28.08.2001

Schweizer Presserat I

Beschwerde gegen NZZ abgewiesen

Grenzen der Kulturberichterstattung.

Die Grenzen der Kommentarfreiheit gelten auch für die Kulturberichterstattung. Auch in kulturellen Rezensionen muss das Publikum in die Lage versetzt werden, faktengestützte Wertungen nachzuvollziehen und sich eine eigene Meinung zu bilden. Aus dem Fairnessprinzip und der Pflicht zur Rücksichtnahme auf die Privatsphäre ist abzuleiten, dass sich ein Kommentar insbesondere dann durch eine gewisse Fairness auszeichnen sollte, wenn er Personen kritisch beurteilt. Zu diesen Schlüssen ist der Presserat in einer am Dienstag veröffentlichten Stellungnahme gelangt.

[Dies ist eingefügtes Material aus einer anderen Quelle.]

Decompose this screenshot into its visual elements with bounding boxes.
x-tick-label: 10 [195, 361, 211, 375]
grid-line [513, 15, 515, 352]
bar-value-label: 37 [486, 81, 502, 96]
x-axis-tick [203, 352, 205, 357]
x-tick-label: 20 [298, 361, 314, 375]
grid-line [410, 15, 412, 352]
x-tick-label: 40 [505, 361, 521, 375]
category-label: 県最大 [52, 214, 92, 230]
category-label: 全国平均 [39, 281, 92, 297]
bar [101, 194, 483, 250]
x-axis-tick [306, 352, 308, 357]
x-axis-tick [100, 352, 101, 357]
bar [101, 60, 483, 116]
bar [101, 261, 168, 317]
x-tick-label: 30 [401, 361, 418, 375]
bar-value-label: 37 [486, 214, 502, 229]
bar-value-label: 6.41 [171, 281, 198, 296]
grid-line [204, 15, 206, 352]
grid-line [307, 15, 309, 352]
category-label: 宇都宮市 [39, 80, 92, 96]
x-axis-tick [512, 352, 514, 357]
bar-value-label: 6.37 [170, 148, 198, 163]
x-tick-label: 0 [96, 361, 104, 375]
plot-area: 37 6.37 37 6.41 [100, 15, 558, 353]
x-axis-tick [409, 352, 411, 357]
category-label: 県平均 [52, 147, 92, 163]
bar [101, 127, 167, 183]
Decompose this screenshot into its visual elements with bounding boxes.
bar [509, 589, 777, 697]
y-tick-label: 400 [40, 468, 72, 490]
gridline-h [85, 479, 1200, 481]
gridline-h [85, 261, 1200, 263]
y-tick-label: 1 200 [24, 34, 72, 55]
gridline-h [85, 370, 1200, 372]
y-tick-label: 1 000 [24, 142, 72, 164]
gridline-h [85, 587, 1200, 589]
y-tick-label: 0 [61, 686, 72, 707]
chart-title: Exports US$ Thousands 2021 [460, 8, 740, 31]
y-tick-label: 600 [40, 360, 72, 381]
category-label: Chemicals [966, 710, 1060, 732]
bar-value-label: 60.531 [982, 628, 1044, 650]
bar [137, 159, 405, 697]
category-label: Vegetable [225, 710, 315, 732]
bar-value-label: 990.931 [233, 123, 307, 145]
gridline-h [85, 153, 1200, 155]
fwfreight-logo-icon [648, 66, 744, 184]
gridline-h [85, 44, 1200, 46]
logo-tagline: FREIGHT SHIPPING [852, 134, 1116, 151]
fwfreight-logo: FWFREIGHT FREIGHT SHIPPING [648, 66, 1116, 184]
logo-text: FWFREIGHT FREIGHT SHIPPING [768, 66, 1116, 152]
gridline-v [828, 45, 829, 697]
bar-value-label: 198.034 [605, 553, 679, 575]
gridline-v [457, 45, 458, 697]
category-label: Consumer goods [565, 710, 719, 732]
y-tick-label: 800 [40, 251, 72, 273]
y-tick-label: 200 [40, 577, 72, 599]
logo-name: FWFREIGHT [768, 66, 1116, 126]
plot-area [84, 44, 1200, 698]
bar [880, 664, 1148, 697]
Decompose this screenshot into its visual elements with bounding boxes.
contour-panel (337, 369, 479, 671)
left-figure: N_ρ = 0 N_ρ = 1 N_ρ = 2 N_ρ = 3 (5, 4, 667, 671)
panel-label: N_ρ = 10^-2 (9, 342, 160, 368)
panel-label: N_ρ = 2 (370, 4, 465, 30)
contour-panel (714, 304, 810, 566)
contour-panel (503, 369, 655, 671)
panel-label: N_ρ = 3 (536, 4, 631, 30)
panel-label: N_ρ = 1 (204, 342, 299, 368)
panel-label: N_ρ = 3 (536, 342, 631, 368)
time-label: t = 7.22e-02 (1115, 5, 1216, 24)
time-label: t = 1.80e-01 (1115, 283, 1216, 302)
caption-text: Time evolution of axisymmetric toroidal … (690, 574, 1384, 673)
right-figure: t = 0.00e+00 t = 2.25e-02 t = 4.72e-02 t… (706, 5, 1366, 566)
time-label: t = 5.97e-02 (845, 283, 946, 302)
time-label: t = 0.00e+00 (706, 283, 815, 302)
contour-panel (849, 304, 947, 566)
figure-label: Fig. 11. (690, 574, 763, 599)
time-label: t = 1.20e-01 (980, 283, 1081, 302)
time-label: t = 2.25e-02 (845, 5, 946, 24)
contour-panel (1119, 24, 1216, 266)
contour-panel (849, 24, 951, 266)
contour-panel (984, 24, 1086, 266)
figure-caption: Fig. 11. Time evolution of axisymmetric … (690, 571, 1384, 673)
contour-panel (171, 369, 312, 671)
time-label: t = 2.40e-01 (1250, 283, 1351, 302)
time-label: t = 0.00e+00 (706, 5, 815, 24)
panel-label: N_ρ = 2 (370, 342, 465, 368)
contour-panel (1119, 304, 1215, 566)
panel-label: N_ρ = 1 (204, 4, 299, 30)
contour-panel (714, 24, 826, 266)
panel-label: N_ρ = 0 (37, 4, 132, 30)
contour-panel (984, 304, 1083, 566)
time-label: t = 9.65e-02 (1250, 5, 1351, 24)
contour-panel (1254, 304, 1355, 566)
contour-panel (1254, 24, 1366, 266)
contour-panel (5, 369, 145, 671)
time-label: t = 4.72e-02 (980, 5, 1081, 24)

Ende November 2000 berichtete die NZZ über eine Konzert des Philharmonia Orchestra London, das unter der Leitung des deutschen Dirigenten Christian Thielemann in der Zürcher Tonhalle abgehalten worden war. Der Rezensent stellte darin zur Diskussion, ob die Partitur der "Meistersinger" von Wagner derart unverstellt militaristisch gespielt und ob durch Kunst "so direkt Instinkte" geweckt werden dürften. Weiter stellte er eine Verbindung zwischen dem äusseren Auftreten des Dirigenten, dessen rechtskonservativer Haltung und einer in Berlin geführten Auseinandersetzung rund um eine antisemitische Äusserung her. Die Insistenz, mit der Thielemann diese Aussage habe dementieren lassen, obwohl sein Name in diesem Zusammenhang nicht explizit genannt worden sei, weise darauf hin, "dass hinter diesem Rauch ein Feuer steckt". Obwohl der Dirigent Fragen zu diesem Themenkreis unwirsch dementiere, sprächen sein Repertoire, sein Auftreten und sein Musizieren eine andere Sprache. Ein Leser wandte sich daraufhin an den Presserat und rügte, der Kritiker habe den gegenüber dem Dirigenten erhobenen Vorwurf antisemitischer Äusserungen nicht nur aufgegriffen, sondern als eigenen übernommen. Weiter rügte er die Kürzung eines Leserbriefes, bei dem ausgerechnet seine Hauptkritik weggekürzt worden sei. Die NZZ wies die Beschwerde als unbegründet zurück. Mit dem Einbezug der Berliner Debatte habe der Rezensent wahrheitsgetreu berichtet. Ebenso sei die Kürzung des Leserbriefes des Beschwerdeführers vertretbar gewesen.